First, we assume a common setting (the 1st setting in Fig. 6) where the profiling and exploitation points are perfect aligned, thus we use the same region (i.e., region A) for both profiling and exploitation. Figure 7(a) shows the guessing entropies (as functions of the number of profiling traces) for ridge-based with different degrees power model in this setting. The parameter (i.e., \(\lambda =8000\)) is chosen by means of the cross-validation as simulation-based experiments. We present the guessing entropies of the LR-based profiling with power model of degree 1 as the base line, since (in our attack scenario) it outperforms the LR-based profiling with higher degree as well as the classical one. We can see that the degree of the leakage function of our implementation is around 2. The result shows that (under this implementation) the ridge-based profiling with power model of degree 2 is the best one and perform better than the LR-based one (with power model of degree 1), which is consistent to the results of simulation-based experiments and theoretical analysis.

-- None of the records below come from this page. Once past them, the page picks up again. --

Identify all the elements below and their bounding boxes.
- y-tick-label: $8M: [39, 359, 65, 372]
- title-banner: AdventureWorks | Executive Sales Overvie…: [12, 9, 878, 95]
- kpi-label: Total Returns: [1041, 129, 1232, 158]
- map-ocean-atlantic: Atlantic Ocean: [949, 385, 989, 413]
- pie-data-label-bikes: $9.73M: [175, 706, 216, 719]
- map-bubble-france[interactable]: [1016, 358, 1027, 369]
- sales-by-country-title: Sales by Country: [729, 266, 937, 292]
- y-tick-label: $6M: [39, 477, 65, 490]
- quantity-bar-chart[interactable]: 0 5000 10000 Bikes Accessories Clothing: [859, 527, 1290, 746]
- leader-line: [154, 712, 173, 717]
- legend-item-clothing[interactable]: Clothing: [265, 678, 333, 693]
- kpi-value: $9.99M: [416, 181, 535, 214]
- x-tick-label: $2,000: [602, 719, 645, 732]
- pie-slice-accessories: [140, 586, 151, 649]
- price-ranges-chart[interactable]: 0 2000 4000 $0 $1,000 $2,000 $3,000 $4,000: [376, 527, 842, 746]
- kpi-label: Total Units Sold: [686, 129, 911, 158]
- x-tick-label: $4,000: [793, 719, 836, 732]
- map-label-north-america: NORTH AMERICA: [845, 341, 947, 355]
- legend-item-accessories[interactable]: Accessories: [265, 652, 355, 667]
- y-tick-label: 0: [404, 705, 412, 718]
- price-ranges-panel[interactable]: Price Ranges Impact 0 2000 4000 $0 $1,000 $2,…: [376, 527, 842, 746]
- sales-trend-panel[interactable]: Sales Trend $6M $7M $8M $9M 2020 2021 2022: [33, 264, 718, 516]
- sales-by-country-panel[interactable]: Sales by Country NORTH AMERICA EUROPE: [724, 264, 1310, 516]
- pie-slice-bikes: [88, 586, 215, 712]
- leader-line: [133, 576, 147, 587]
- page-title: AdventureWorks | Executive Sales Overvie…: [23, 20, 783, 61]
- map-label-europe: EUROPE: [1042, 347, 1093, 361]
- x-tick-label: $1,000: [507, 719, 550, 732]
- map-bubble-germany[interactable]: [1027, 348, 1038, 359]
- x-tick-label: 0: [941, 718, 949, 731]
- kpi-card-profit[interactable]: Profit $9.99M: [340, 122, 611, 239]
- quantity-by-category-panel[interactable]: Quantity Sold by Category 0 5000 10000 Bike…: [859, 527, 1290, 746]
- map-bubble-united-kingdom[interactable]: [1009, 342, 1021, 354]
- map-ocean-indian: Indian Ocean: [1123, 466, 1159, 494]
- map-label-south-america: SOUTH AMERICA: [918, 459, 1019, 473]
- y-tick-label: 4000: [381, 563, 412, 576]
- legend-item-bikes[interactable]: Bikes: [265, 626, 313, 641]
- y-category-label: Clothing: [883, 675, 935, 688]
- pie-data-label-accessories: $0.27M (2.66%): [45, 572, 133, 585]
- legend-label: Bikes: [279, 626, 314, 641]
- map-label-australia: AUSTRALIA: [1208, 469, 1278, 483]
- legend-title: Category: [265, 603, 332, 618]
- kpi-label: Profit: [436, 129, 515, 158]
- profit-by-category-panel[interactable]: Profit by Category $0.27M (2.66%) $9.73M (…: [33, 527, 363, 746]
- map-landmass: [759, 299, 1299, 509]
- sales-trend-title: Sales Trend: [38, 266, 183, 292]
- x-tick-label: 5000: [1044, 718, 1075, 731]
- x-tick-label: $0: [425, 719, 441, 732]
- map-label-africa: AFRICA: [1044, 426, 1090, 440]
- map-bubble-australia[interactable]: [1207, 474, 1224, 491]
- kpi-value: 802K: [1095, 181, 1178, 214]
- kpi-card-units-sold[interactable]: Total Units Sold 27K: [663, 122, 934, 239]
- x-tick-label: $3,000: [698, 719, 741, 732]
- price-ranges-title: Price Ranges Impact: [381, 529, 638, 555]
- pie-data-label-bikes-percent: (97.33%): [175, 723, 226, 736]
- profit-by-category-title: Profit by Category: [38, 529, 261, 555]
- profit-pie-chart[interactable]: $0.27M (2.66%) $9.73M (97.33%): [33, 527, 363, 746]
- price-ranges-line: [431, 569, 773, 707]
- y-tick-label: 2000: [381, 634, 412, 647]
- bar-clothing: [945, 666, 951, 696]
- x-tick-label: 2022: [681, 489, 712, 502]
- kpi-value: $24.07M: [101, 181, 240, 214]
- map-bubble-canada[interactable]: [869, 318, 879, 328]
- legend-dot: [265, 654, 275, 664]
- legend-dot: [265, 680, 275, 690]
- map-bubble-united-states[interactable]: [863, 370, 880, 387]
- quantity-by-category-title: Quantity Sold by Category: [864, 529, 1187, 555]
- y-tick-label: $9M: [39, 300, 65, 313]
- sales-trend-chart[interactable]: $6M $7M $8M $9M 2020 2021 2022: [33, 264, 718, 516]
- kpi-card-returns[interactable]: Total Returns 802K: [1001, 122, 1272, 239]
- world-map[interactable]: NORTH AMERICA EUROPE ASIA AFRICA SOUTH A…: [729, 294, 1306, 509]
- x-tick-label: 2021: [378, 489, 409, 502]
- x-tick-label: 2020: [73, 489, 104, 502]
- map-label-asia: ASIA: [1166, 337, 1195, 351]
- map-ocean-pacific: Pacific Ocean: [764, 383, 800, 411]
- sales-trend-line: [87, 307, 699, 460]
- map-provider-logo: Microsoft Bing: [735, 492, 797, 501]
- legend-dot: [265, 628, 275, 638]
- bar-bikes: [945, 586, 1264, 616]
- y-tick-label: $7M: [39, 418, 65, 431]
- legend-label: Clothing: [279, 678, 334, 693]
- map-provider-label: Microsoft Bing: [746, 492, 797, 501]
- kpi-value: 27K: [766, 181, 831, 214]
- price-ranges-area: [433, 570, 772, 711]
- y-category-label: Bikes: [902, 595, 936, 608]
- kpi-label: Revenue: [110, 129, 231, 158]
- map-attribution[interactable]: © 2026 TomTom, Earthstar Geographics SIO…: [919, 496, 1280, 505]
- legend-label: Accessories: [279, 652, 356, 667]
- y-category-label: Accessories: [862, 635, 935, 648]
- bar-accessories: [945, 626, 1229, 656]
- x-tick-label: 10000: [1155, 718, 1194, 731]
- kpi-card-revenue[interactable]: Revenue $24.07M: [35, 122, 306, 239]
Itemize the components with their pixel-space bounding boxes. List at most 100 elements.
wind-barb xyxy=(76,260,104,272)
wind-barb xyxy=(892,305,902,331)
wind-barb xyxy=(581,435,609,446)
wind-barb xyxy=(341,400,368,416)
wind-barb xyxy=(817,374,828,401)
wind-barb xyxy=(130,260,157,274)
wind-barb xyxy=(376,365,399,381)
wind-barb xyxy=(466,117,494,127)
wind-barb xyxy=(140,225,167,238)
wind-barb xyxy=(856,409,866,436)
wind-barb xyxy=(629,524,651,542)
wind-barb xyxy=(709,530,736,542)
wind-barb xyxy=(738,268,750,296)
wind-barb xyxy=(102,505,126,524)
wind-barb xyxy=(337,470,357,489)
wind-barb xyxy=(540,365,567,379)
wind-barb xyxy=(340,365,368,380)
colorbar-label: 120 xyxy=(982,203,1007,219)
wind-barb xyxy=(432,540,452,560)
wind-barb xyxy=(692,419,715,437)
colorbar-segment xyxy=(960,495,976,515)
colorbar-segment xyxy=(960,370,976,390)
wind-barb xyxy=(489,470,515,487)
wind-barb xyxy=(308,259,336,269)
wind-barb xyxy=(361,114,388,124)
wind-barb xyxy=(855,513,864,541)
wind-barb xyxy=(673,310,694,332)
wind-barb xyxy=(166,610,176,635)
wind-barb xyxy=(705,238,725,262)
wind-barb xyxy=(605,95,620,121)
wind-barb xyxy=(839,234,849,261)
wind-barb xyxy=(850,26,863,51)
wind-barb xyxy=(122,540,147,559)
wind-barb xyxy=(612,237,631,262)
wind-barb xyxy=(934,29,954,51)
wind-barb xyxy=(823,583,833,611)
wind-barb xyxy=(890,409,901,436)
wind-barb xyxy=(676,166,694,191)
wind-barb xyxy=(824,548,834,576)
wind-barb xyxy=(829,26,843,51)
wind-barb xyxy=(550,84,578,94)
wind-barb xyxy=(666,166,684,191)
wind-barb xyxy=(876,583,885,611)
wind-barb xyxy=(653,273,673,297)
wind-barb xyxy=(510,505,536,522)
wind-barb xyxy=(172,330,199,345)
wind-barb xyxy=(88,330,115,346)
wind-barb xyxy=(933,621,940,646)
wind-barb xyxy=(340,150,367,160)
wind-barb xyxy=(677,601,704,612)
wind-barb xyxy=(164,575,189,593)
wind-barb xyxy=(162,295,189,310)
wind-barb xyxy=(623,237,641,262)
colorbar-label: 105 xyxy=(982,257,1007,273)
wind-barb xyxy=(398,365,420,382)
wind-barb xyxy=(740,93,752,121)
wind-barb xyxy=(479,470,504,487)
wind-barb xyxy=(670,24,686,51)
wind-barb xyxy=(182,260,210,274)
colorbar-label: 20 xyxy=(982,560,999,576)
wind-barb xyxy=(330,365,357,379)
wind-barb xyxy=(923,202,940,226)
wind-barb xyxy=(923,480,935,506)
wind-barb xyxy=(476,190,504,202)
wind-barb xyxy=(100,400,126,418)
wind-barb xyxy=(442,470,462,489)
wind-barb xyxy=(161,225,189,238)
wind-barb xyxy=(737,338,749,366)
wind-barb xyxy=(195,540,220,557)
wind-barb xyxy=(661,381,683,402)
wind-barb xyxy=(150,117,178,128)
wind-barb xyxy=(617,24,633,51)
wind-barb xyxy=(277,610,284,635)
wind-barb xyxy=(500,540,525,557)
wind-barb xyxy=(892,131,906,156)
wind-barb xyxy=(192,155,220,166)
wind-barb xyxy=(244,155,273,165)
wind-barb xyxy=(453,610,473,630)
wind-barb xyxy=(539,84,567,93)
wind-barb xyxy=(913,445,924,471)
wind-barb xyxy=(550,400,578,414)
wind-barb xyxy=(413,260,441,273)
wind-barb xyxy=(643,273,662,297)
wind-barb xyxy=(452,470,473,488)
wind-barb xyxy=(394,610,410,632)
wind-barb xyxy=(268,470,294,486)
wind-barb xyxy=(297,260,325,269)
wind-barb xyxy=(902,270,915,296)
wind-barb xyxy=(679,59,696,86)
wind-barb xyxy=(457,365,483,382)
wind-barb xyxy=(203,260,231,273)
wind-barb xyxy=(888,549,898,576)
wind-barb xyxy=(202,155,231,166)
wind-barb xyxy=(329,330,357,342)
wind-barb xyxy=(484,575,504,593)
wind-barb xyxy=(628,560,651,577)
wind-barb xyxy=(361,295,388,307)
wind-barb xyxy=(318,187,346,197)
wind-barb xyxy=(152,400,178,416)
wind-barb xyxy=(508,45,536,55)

Further, we conduct another experiments to show that our new method can be used as a type of robust profiling [25], which can tolerate (some) differences between profiling and exploitation traces in a more realistic setting. As shown in Fig. 6 (the 2nd setting), we profile on the points in A and attack (do the exploitation) on the points in B. We aim to show how the miss-alignment of the points affects the ridge-based profiling. Figure 7(b) presents the guessing entropies (as functions of the number of profiling traces) for ridge-based with different degrees power model. We choose a larger parameter \(\lambda =500000\) by using the parameter optimization process in Sect. 3.1. We also add the LR-based profiling (with power model of degree 1) as the base line. The results show that the performance of ridge-based profiling is better than the LR-based one, which means that the performance of the new profiling method is better robust than LR-based one to the distortions between profiling and exploitation points.

Fig. 7.
figure 7

A comparison of guessing entropy (in functions of the number of profiling traces) for FPGA implementation.

5 Conclusion

In this paper, we propose a new profiled differential power analysis based on ridge regression. Our theoretical analysis and experiments double confirm that the proposed profiling method has better performance than LR-based one by using a more stable (to avoid overfitting) and has a good potential to be a type of robust profiling. In view of the importance of profiled based side-channel analysis in security evaluations, these results show ridge-based profiling can allow laboratories to save significant factors in the number of traces they need to build a satisfying leakage model.